The protocol’s smart contracts have been stopped and governance privileges revoked by the team. They have not responded to the issue of whether the FBI has any legal right or mandate to help them resolve this matter. Nonetheless, Publius believes that it is a form of theft that has to be investigated thoroughly.
On that note, the Beanstalk community has been mostly supportive of the developers in its current difficult times despite the huge personal losses. But, one community member called “Astrabean” is convinced that the team has to take more responsibility for the attack instead of accepting everything that took place to be an honest mistake that the project has to recover and move on from. He added:
“I would have wanted you as leaders to take accountability for what happened.”

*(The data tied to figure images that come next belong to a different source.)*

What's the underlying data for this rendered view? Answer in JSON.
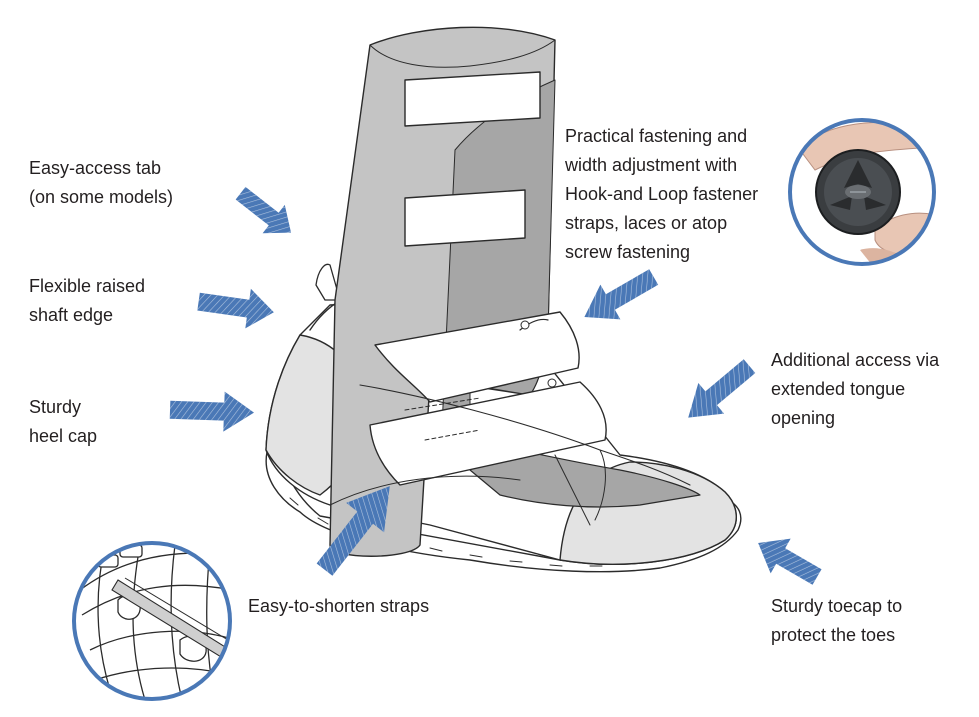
{
  "labels": {
    "easy_access_tab": [
      "Easy-access tab",
      "(on some models)"
    ],
    "flexible_shaft": [
      "Flexible raised",
      "shaft edge"
    ],
    "heel_cap": [
      "Sturdy",
      "heel cap"
    ],
    "fastening": [
      "Practical fastening and",
      "width adjustment with",
      "Hook-and Loop fastener",
      "straps, laces or atop",
      "screw fastening"
    ],
    "tongue": [
      "Additional access via",
      "extended tongue",
      "opening"
    ],
    "straps": [
      "Easy-to-shorten straps"
    ],
    "toecap": [
      "Sturdy toecap to",
      "protect the toes"
    ]
  },
  "colors": {
    "arrow": "#4a78b6",
    "circle_border": "#4a78b6",
    "shaft_fill": "#c4c4c4",
    "shaft_dark": "#a6a6a6",
    "panel_light": "#e3e3e3",
    "outline": "#2b2b2b"
  },
  "icons": {
    "fastener_detail": "atop-dial-knob-icon",
    "strap_detail": "scissors-cutting-strap-icon"
  }
}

On the flip side, “CharlieP” reiterated worries about trust in the protocol. He insistently asked the Beanstalk Farms team:
“Are you saying you have no responsibility for this endeavor? If that’s the case, who are we to trust that this is not going to happen again?”
Publius answered that the project is just an open-source code experiment, and not yet a business. He explained that neither he nor the Beanstalk team should be held accountable for everything that happened. He added:
“When you ask us to take responsibility, it’s really inappropriate.”